Posted September 09, 2011

Payment for capped rental DME is made on a rental basis for a period not to exceed 13 months of continuous use. Payment for all maintenance, servicing, and repair of capped rental DME is included in the allowed rental payment amounts. Therefore, under no circumstances should separate payment be made for these services prior to the end of the 13-month capped rental period.

This basic rule has been in place since the date that the DME fee schedules and capped rental payment rules went into effect on January 01, 1989.

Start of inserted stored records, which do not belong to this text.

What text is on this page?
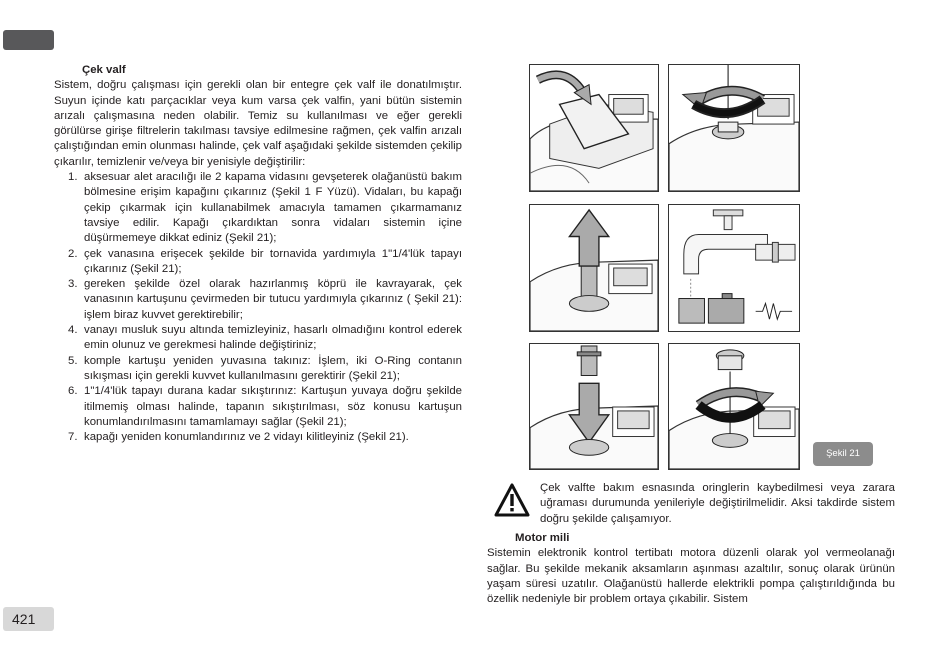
421
Çek valf

Sistem, doğru çalışması için gerekli olan bir entegre çek valf ile donatılmıştır. Suyun içinde katı parçacıklar veya kum varsa çek valfin, yani bütün sistemin arızalı çalışmasına neden olabilir. Temiz su kullanılması ve eğer gerekli görülürse girişe filtrelerin takılması tavsiye edilmesine rağmen, çek valfin arızalı çalıştığından emin olunması halinde, çek valf aşağıdaki şekilde sistemden çekilip çıkarılır, temizlenir ve/veya bir yenisiyle değiştirilir:

1. aksesuar alet aracılığı ile 2 kapama vidasını gevşeterek olağanüstü bakım bölmesine erişim kapağını çıkarınız (Şekil 1 F Yüzü). Vidaları, bu kapağı çekip çıkarmak için kullanabilmek amacıyla tamamen çıkarmamanız tavsiye edilir. Kapağı çıkardıktan sonra vidaları sistemin içine düşürmemeye dikkat ediniz (Şekil 21);
2. çek vanasına erişecek şekilde bir tornavida yardımıyla 1"1/4'lük tapayı çıkarınız (Şekil 21);
3. gereken şekilde özel olarak hazırlanmış köprü ile kavrayarak, çek vanasının kartuşunu çevirmeden bir tutucu yardımıyla çıkarınız ( Şekil 21): işlem biraz kuvvet gerektirebilir;
4. vanayı musluk suyu altında temizleyiniz, hasarlı olmadığını kontrol ederek emin olunuz ve gerekmesi halinde değiştiriniz;
5. komple kartuşu yeniden yuvasına takınız: İşlem, iki O-Ring contanın sıkışması için gerekli kuvvet kullanılmasını gerektirir (Şekil 21);
6. 1"1/4'lük tapayı durana kadar sıkıştırınız: Kartuşun yuvaya doğru şekilde itilmemiş olması halinde, tapanın sıkıştırılması, söz konusu kartuşun konumlandırılmasını tamamlamayı sağlar (Şekil 21);
7. kapağı yeniden konumlandırınız ve 2 vidayı kilitleyiniz (Şekil 21).
Şekil 21
Çek valfte bakım esnasında oringlerin kaybedilmesi veya zarara uğraması durumunda yenileriyle değiştirilmelidir. Aksi takdirde sistem doğru şekilde çalışamıyor.
Motor mili

Sistemin elektronik kontrol tertibatı motora düzenli olarak yol vermeolanağı sağlar. Bu şekilde mekanik aksamların aşınması azaltılır, sonuç olarak ürünün yaşam süresi uzatılır. Olağanüstü hallerde elektrikli pompa çalıştırıldığında bu özellik nedeniyle bir problem ortaya çıkabilir. Sistem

If you submit a claim for DME repairs that were done to a piece of equipment during the capped rental period your claim will be either rejected or denied. The following ANSI Reason Code, Remark Codes and Medicare Summary Notice (MSN) messages will be generated:

97: The benefit for this service is included in the payment/allowance for another service/procedure that has already been adjudicated. NOTE: Refer to the 835 healthcare policy identification segment (loop 2110 service payment information ref), if present.

MA 13: Alert: You may be subject to penalties if you bill the patient for amounts not reported with the PR (patient responsibility) group code.

N211: Alert: You may not appeal this decision.

MSN 16.35: You do not have to pay for this amount.

MSN 16.35: Usted no tiene que pagar esta cantidad.